Huit jours entiers, toutefois, la crainte hanta tous les cœurs.
Il n’était point, en effet, un seul des sauvages compagnons du Pawnie qui n’aimât cette belle et douce enfant dont les mains étaient toujours ouvertes pour une bonne action à accomplir.
Chaque matin, au lever du jour, Chinga-Roa, ou l’un de ses guerriers, venait s’asseoir silencieusement à l’entrée de la tente et, malgré le froid, chaque jour plus vif, de l’automne, attendait là, sans bouger, la sortie de Wagha-na ou de Georges pour prendre des nouvelles de la malade.
Ce fut avec une longue et bruyante joie que l’on apprit enfin que tout danger était conjuré.
Bientôt, la malade tint à confirmer elle-même la bonne nouvelle.
On la redressa sur sa couche, on l’adossa à un haut oreiller de laine et d’herbes fraîches, afin qu’elle fût plus à l’aise pour recevoir ses visiteurs. Alors, groupe par groupe, les Sioux entrèrent sous la tente et reçurent les premières paroles de la convalescente.
— Merci, mes amis, leur disait-elle avec un pâle sourire de ses lèvres décolorées, merci de votre sollicitude. Vous êtes tous bons, et je vous aime tous autant que vous m’aimez.
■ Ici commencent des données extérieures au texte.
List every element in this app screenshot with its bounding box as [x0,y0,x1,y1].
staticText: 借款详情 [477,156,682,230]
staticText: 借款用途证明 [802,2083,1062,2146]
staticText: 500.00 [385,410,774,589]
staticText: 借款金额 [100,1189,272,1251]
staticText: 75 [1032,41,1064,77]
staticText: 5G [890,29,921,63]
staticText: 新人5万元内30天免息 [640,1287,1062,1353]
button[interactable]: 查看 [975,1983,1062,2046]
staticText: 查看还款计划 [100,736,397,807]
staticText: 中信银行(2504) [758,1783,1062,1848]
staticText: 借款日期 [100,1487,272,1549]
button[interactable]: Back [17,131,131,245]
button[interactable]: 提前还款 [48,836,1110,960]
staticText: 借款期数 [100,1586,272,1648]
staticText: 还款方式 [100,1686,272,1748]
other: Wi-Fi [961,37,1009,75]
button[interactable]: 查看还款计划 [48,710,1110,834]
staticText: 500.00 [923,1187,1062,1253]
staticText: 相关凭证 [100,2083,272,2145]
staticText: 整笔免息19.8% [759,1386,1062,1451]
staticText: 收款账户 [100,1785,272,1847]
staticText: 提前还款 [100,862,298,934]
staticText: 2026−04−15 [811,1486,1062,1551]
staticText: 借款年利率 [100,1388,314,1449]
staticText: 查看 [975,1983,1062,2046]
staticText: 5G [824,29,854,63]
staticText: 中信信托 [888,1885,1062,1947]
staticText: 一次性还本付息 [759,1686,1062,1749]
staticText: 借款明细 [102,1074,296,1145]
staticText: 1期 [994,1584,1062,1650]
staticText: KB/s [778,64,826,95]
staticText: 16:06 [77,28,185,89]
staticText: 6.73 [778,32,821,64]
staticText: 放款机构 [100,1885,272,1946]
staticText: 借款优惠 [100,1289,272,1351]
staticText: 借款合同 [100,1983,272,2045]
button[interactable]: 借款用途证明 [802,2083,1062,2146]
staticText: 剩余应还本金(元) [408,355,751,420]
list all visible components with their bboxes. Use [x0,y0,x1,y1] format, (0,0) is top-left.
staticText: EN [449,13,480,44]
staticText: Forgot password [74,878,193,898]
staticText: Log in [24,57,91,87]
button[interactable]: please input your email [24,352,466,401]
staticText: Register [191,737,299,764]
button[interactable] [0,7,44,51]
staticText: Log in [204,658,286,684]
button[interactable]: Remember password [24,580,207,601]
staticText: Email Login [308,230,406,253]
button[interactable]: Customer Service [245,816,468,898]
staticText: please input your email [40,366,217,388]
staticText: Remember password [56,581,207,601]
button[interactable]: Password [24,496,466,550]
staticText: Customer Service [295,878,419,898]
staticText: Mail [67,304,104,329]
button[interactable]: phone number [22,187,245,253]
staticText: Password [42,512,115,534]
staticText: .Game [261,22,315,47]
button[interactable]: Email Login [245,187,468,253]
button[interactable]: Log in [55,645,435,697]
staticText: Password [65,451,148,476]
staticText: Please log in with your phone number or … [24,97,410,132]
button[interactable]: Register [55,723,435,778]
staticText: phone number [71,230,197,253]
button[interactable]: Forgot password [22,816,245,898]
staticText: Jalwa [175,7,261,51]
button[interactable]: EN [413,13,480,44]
Elle disait cela d’une voix éteinte, brisée par la fièvre, et les farouches guerriers demeuraient silencieux. Beaucoup pleuraient comme des enfants à la vue de cette belle jeune fille devenue si blanche qu’elle en était presque transparente, à la vue de cette tête charmante que d’impitoyables ciseaux avaient dépouillée de sa longue et, luxuriante chevelure. Plusieurs tombaient à genoux devant elle et baisaient ses mains ; d’autres prosternés comme devant une sainte, cachaient leurs fronts dans les plis des couvertures étendues sur ses pieds.
Il n’était pas jusqu’à Léopold Sourbin qui n’eût subi une réelle transformation.